Hier, devant le tribunal, le ministère a nié avoir décidé de quoi que ce soit.
Il ne serait qu’un simple exécutant, contraint de se plier aux exigences du fonds d’investissement propriétaire de Marineland.
Pourtant, le 15 mai, Mathieu Lefevre déclarait publiquement :
« Toutes les autorisations ont été délivrées. Le transfert est désormais possible. Tout est prêt. »

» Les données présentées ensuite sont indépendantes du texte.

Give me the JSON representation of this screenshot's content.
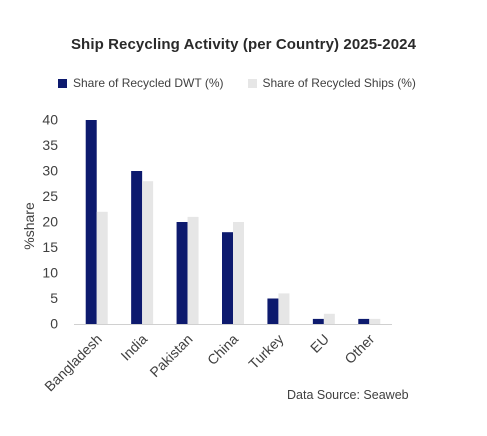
{
  "chart_data": {
    "type": "bar",
    "title": "Ship Recycling Activity (per Country) 2025-2024",
    "ylabel": "%share",
    "xlabel": "",
    "ylim": [
      0,
      40
    ],
    "yticks": [
      "0",
      "5",
      "10",
      "15",
      "20",
      "25",
      "30",
      "35",
      "40"
    ],
    "categories": [
      "Bangladesh",
      "India",
      "Pakistan",
      "China",
      "Turkey",
      "EU",
      "Other"
    ],
    "series": [
      {
        "name": "Share of Recycled DWT (%)",
        "color": "#0d1a6e",
        "values": [
          40,
          30,
          20,
          18,
          5,
          1,
          1
        ]
      },
      {
        "name": "Share of Recycled Ships (%)",
        "color": "#e6e6e6",
        "values": [
          22,
          28,
          21,
          20,
          6,
          2,
          1
        ]
      }
    ],
    "grid": false,
    "legend_position": "top-left",
    "source": "Data Source: Seaweb"
  }
}
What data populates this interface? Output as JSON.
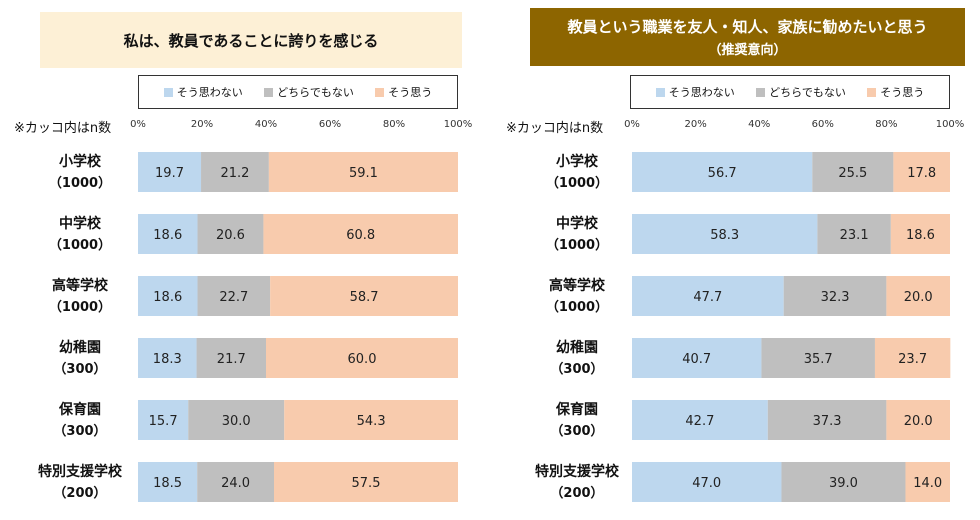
{
  "colors": {
    "disagree": "#bdd7ee",
    "neutral": "#bfbfbf",
    "agree": "#f8cbad"
  },
  "legend": {
    "disagree": "そう思わない",
    "neutral": "どちらでもない",
    "agree": "そう思う"
  },
  "note": "※カッコ内はn数",
  "chart_data": [
    {
      "type": "bar",
      "title": "私は、教員であることに誇りを感じる",
      "subtitle": "",
      "x_ticks": [
        "0%",
        "20%",
        "40%",
        "60%",
        "80%",
        "100%"
      ],
      "xlim": [
        0,
        100
      ],
      "categories": [
        "小学校",
        "中学校",
        "高等学校",
        "幼稚園",
        "保育園",
        "特別支援学校"
      ],
      "category_n": [
        "（1000）",
        "（1000）",
        "（1000）",
        "（300）",
        "（300）",
        "（200）"
      ],
      "series": [
        {
          "name": "そう思わない",
          "values": [
            19.7,
            18.6,
            18.6,
            18.3,
            15.7,
            18.5
          ]
        },
        {
          "name": "どちらでもない",
          "values": [
            21.2,
            20.6,
            22.7,
            21.7,
            30.0,
            24.0
          ]
        },
        {
          "name": "そう思う",
          "values": [
            59.1,
            60.8,
            58.7,
            60.0,
            54.3,
            57.5
          ]
        }
      ]
    },
    {
      "type": "bar",
      "title": "教員という職業を友人・知人、家族に勧めたいと思う",
      "subtitle": "（推奨意向）",
      "x_ticks": [
        "0%",
        "20%",
        "40%",
        "60%",
        "80%",
        "100%"
      ],
      "xlim": [
        0,
        100
      ],
      "categories": [
        "小学校",
        "中学校",
        "高等学校",
        "幼稚園",
        "保育園",
        "特別支援学校"
      ],
      "category_n": [
        "（1000）",
        "（1000）",
        "（1000）",
        "（300）",
        "（300）",
        "（200）"
      ],
      "series": [
        {
          "name": "そう思わない",
          "values": [
            56.7,
            58.3,
            47.7,
            40.7,
            42.7,
            47.0
          ]
        },
        {
          "name": "どちらでもない",
          "values": [
            25.5,
            23.1,
            32.3,
            35.7,
            37.3,
            39.0
          ]
        },
        {
          "name": "そう思う",
          "values": [
            17.8,
            18.6,
            20.0,
            23.7,
            20.0,
            14.0
          ]
        }
      ]
    }
  ]
}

On ne peut pas annoncer publiquement que tout est prêt, puis expliquer devant la justice que personne n’a réellement décidé.
Surtout, le ministère refuse toujours de communiquer la date du transfert. Sans cette information, nous sommes empêchés de saisir la justice à temps pour tenter de le suspendre. Cette opacité n’est pas un détail administratif : elle nous prive de notre droit d’agir en justice pour défendre les animaux.
Pendant que le ministère joue sur les mots, les dauphins sont à la merci des rapports de force qui s’opèrent en coulisses. Ils risquent d’être séparés, déplacés et envoyés vers un lieu pire que tout ce qu’ils ont connu jusqu’à présent.
Dans un état de droit, une ONG comme la nôtre doit pouvoir exercer un contre-pouvoir essentiel. Aujourd’hui, nous en sommes délibérément empêchés.
Tant que toute la transparence n’aura pas été faite, ce transfert doit être suspendu.
Les dauphins de Marineland ne sont ni des dossiers administratifs ni des marchandises que l’on déplace dans le silence, au gré des intérêts d’un fonds d’investissement international.
Quand un ministère dit tout et son contraire selon l’interlocuteur, il ne crée pas seulement de la confusion. Il détruit la confiance dans l’action publique et soulève des questions démocratiques qui dépassent largement le sort de ces douze dauphins.